Nouvelles stratégies syndicales

L'expertise classique demeure une projection. Pour dépasser cette limite, cabinets et équipes syndicales expérimentent des dispositifs qui ne sont pas la stricte application du Code du travail. Chez GSK Evreux, les élus ont ainsi négocié une suite à l'expertise, de façon à ce que soit évalué, sur le terrain, l'impact de la nouvelle organisation mise en place. " Il est essentiel de pouvoir repérer et traiter les dysfonctionnements sur des situations réelles, considère Jean-Louis Vayssière. La mise en évidence de conditions de travail dégradées après réorganisation peut activer la réembauche ou justifier une expertise "risque grave". "

La tendance, en tout cas, est au décloisonnement : " Dans une consultation, il y a une logique économique et sociale portée par le CE et une logique travail portée par le CHSCT ; il faut tenter des approches où les deux rebondissent l'une sur l'autre ", résume Dominique Lanoë. Certains cabinets poussent la convergence jusqu'à intégrer dans l'expertise économique destinée au CE des éléments d'analyse ergonomique. Reste encore à prendre en compte les traces que laisse l'entreprise sur ceux qui la quittent. Apprécier leur situation de santé peut aussi être un objectif intégré au suivi d'un plan social.

 

Ce que prévoit le Code du travail Ce que prévoit le Code du travail

Selon le Code du travail, le comité d'hygiène, de sécurité et des conditions de travail (CHSCT) doit être consulté sur tout projet important " modifiant les conditions de santé et de sécurité ou les conditions de travail " (art. L. 4612-8) et sur tout " plan d'adaptation établi lors de la mise en oeuvre de mutations technologiques importantes et rapides " (art. L. 4612-10). Autant dire que la plupart des projets de restructuration entrent dans ce cadre.

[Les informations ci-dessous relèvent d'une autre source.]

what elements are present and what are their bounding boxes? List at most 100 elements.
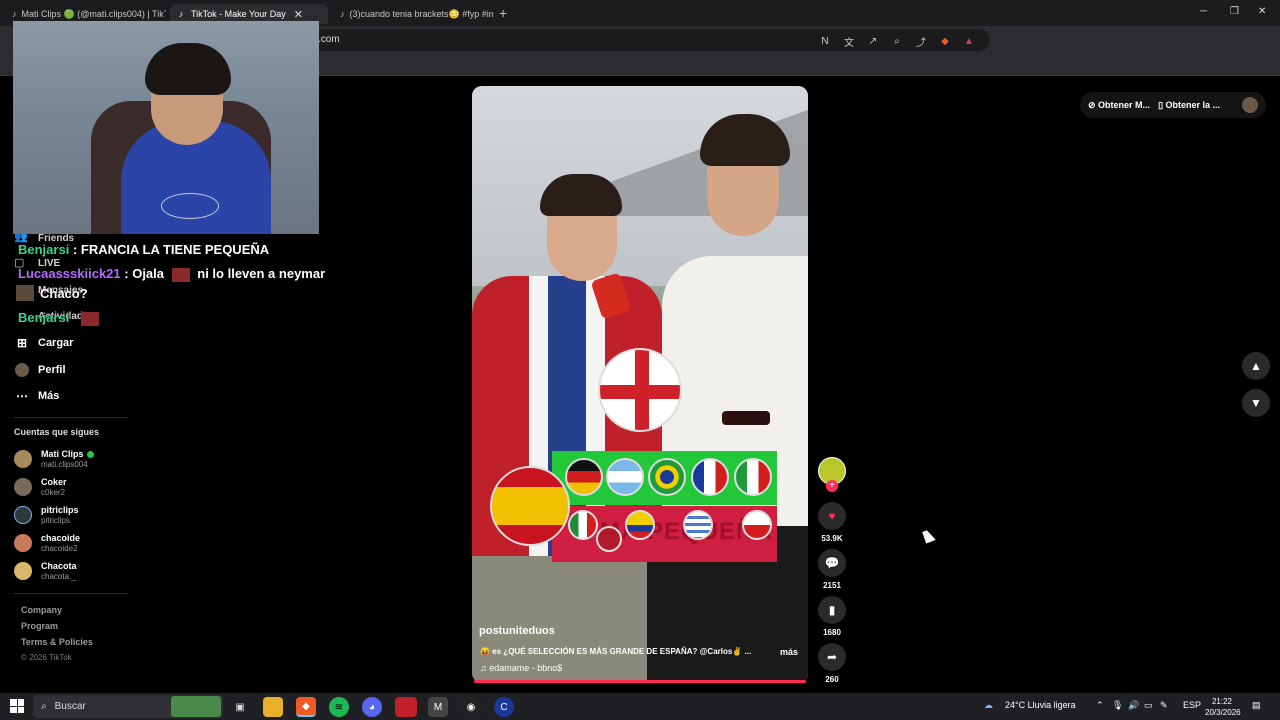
argentina-flag-icon [606,458,644,496]
account-username: chacoide2 [41,544,78,553]
task-view-icon[interactable]: ▣ [230,697,250,717]
user-avatar[interactable] [1242,97,1258,113]
open-external-icon[interactable]: ↗ [866,34,880,48]
account-chacoide[interactable]: chacoide chacoide2 [14,533,80,553]
brave-shield-icon[interactable]: ◆ [938,34,952,48]
account-username: mati.clips004 [41,460,88,469]
nav-label: Cargar [38,337,74,349]
avatar [14,450,32,468]
weather-text[interactable]: 24°C Lluvia ligera [1005,700,1076,710]
next-video-button[interactable]: ▼ [1242,389,1270,417]
volume-icon[interactable]: 🔊 [1128,700,1139,711]
translate-icon[interactable]: 文 [842,34,856,49]
account-pitriclips[interactable]: pitriclips pitriclips [14,505,79,525]
app-icon[interactable]: M [428,697,448,717]
nav-upload[interactable]: ⊞ Cargar [14,335,74,351]
account-chacota[interactable]: Chacota chacota._ [14,561,77,581]
footer-program-link[interactable]: Program [21,621,58,631]
comment-button[interactable]: 💬 2151 [818,549,846,590]
follow-plus-icon[interactable]: + [826,480,838,492]
ellipsis-icon: ⋯ [16,389,28,403]
url-text: .com [318,34,340,45]
footer-terms-link[interactable]: Terms & Policies [21,637,93,647]
network-icon[interactable]: ▭ [1144,700,1153,711]
share-button[interactable]: ➦ 260 [818,643,846,684]
chat-user: Lucaassskiick21 [18,266,121,281]
tray-chevron-icon[interactable]: ⌃ [1096,700,1104,711]
tab-label: (3)cuando tenia brackets😳 #fyp #in [349,8,494,19]
video-music[interactable]: ♫ edamame - bbno$ [480,663,562,673]
file-explorer-icon[interactable] [263,697,283,717]
avatar [14,478,32,496]
video-progress-bar[interactable] [474,680,806,683]
get-coins-button[interactable]: ⊘ Obtener M... [1088,100,1150,111]
windows-taskbar: ⌕ Buscar ▣ ◆ ≋ ◕ M ◉ C ☁ 24°C Lluvia lig… [0,693,1280,720]
account-mati-clips[interactable]: Mati Clips mati.clips004 [14,449,94,469]
system-clock[interactable]: 21:22 20/3/2026 [1205,696,1241,718]
clock-date: 20/3/2026 [1205,708,1241,717]
clock-time: 21:22 [1211,697,1233,706]
windows-start-icon[interactable] [10,699,24,713]
taskbar-search[interactable]: ⌕ Buscar [33,695,223,718]
account-name: chacoide [41,533,81,543]
no-translate-icon[interactable]: N [818,34,832,48]
germany-flag-icon [565,458,603,496]
capcut-icon[interactable]: C [494,697,514,717]
avatar [14,562,32,580]
chat-text: : FRANCIA LA TIENE PEQUEÑA [72,242,270,257]
top-right-actions: ⊘ Obtener M... ▯ Obtener la ... [1080,92,1266,118]
url-field[interactable]: .com N 文 ↗ ⌕ ⤴ ◆ ▲ [300,29,990,51]
emote-icon [80,311,99,326]
messages-icon [16,285,34,301]
live-indicator-icon [86,450,94,458]
get-coins-label: Obtener M... [1098,99,1151,110]
previous-video-button[interactable]: ▲ [1242,352,1270,380]
video-author[interactable]: postuniteduos [479,625,555,637]
brazil-flag-icon [648,458,686,496]
zoom-icon[interactable]: ⌕ [890,34,904,48]
notifications-icon[interactable]: ▤ [1252,700,1261,711]
brave-rewards-icon[interactable]: ▲ [962,34,976,48]
minimize-icon[interactable]: ─ [1200,6,1207,17]
heart-icon: ♥ [818,502,846,530]
brave-browser-icon[interactable]: ◆ [296,697,316,717]
search-icon: ⌕ [41,701,47,712]
pen-icon[interactable]: ✎ [1160,700,1168,711]
restore-icon[interactable]: ❐ [1230,6,1239,17]
obs-icon[interactable]: ◉ [461,697,481,717]
share-icon[interactable]: ⤴ [914,34,928,49]
like-button[interactable]: ♥ 53.9K [818,502,846,543]
account-name: pitriclips [41,505,79,515]
avatar [14,506,32,524]
microphone-icon[interactable]: 🎙 [1112,700,1123,711]
get-app-button[interactable]: ▯ Obtener la ... [1158,100,1220,111]
share-count: 260 [825,675,839,684]
more-button[interactable]: más [780,647,798,657]
nav-more[interactable]: ⋯ Más [14,388,59,404]
discord-icon[interactable]: ◕ [362,697,382,717]
spain-flag-icon [490,466,570,546]
divider [14,593,128,594]
music-title: edamame - bbno$ [489,663,563,673]
tab-brackets[interactable]: ♪ (3)cuando tenia brackets😳 #fyp #in [334,4,494,24]
copyright: © 2026 TikTok [21,653,72,662]
new-tab-button[interactable]: + [499,5,507,21]
close-window-icon[interactable]: ✕ [1258,6,1266,17]
save-button[interactable]: ▮ 1680 [818,596,846,637]
chat-user: Benjarsi [18,242,70,257]
account-coker[interactable]: Coker c0ker2 [14,477,67,497]
avatar-icon [14,362,30,378]
close-tab-icon[interactable]: ✕ [294,8,303,21]
tiktok-icon: ♪ [12,9,17,19]
chevron-up-icon: ▲ [1250,359,1262,373]
video-player[interactable]: MÁ PEQUEÑA [472,86,808,683]
footer-company-link[interactable]: Company [21,605,62,615]
account-name: Coker [41,477,67,487]
language-indicator[interactable]: ESP [1183,700,1201,710]
like-count: 53.9K [821,534,843,543]
nav-label: Más [38,390,60,402]
divider [14,417,128,418]
spotify-icon[interactable]: ≋ [329,697,349,717]
voicemeeter-icon[interactable] [395,697,417,717]
nav-profile[interactable]: Perfil [14,362,66,378]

Lors d'une procédure de consultation sur un plan social, il revient au comité d'entreprise (CE) d'apprécier le projet sous l'angle économique, organisationnel et social. Au CHSCT de s'attacher à comprendre les incidences sur les conditions de travail des salariés qui restent en activité. Il peut le faire de son propre chef ; il peut aussi être sollicité par le CE si ce dernier s'estime insuffisamment informé sur les questions de santé et suspend son avis à celui du CHSCT.

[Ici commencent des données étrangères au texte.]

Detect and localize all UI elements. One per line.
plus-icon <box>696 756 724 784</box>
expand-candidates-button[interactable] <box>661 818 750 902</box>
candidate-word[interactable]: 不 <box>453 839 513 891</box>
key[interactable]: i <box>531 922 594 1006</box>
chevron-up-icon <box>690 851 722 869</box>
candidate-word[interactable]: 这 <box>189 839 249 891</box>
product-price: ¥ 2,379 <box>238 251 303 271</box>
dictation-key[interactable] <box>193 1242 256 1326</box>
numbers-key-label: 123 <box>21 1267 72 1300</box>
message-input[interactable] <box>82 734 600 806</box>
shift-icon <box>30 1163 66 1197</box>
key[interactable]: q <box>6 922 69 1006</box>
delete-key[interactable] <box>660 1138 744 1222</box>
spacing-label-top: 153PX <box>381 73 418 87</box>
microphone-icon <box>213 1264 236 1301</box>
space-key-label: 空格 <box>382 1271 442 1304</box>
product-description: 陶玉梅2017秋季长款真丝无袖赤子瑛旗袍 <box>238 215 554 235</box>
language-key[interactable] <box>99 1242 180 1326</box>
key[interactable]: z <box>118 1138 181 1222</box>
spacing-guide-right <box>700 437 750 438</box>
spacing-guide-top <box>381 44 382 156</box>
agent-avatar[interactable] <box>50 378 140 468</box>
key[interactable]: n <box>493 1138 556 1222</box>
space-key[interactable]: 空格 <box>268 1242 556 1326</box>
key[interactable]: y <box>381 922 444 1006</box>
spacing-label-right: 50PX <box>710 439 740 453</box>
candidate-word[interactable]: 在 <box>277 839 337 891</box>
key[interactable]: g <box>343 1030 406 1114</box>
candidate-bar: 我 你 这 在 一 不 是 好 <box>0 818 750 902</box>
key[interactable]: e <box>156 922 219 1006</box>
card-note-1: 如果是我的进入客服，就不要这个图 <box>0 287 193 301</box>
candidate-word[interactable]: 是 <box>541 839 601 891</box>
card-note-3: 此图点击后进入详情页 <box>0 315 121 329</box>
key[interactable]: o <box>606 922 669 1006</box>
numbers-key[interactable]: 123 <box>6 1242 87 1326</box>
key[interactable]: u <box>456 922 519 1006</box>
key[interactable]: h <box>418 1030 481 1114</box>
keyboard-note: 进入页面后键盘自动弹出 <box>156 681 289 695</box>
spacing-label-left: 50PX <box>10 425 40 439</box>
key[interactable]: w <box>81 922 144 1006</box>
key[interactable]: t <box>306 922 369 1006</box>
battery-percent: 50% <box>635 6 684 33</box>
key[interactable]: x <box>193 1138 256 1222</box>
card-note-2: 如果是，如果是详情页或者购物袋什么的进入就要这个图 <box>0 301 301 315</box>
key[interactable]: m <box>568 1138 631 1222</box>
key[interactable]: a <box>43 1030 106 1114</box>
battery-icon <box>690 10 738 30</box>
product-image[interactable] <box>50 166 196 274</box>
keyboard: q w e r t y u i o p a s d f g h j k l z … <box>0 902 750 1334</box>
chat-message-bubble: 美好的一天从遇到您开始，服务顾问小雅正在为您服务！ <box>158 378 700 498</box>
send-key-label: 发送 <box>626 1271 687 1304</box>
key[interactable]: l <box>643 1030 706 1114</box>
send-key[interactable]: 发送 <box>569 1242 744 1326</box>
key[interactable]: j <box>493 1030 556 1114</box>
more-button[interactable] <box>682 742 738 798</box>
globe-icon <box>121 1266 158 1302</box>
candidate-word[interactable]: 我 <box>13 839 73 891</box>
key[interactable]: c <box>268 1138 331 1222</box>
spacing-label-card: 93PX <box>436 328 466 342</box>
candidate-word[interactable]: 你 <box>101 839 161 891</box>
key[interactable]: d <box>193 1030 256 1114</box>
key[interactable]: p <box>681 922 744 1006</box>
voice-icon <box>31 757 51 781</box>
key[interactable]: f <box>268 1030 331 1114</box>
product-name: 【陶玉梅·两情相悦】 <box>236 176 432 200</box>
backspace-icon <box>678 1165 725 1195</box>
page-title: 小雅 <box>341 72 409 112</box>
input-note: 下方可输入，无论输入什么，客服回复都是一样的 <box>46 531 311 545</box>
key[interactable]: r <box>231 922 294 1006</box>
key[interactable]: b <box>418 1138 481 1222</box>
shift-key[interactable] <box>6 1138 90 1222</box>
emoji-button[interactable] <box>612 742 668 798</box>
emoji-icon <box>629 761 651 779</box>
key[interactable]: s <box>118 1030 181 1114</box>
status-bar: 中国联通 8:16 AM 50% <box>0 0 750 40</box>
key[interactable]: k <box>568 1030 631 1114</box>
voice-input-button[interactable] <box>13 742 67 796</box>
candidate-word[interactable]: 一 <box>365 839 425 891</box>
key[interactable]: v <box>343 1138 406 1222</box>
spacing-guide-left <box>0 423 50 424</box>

Le projet présenté par l'employeur n'offre souvent qu'une vision partielle et très quantitative de la restructuration. Le CHSCT doit demander des informations précises et des documents spécifiques. Outre ses enquêtes et inspections, il peut recourir à un expert agréé (art. L. 4614-12, L. 4614-13) si la complexité des questions posées exige des compétences dont il ne dispose pas. Définie par le CHSCT et financée par l'employeur, la mission ne peut excéder 45 jours. Quant au CE, il dispose pour rendre son avis de 14 à 28 jours selon le nombre de licenciements envisagés, augmentés d'une vingtaine de jours s'il fait appel à un expert. Il est donc impératif de bien articuler les démarches des deux instances.

  • 1

    Le rôle des CHSCT a été renforcé par un arrêt de la Cour de cassation du 5 mars 2008, qui a suspendu la réorganisation d'un atelier " de nature à compromettre la santé et la sécurité des travailleurs concernés ". Voir Santé & Travail n° 63, juillet 2008, page 22.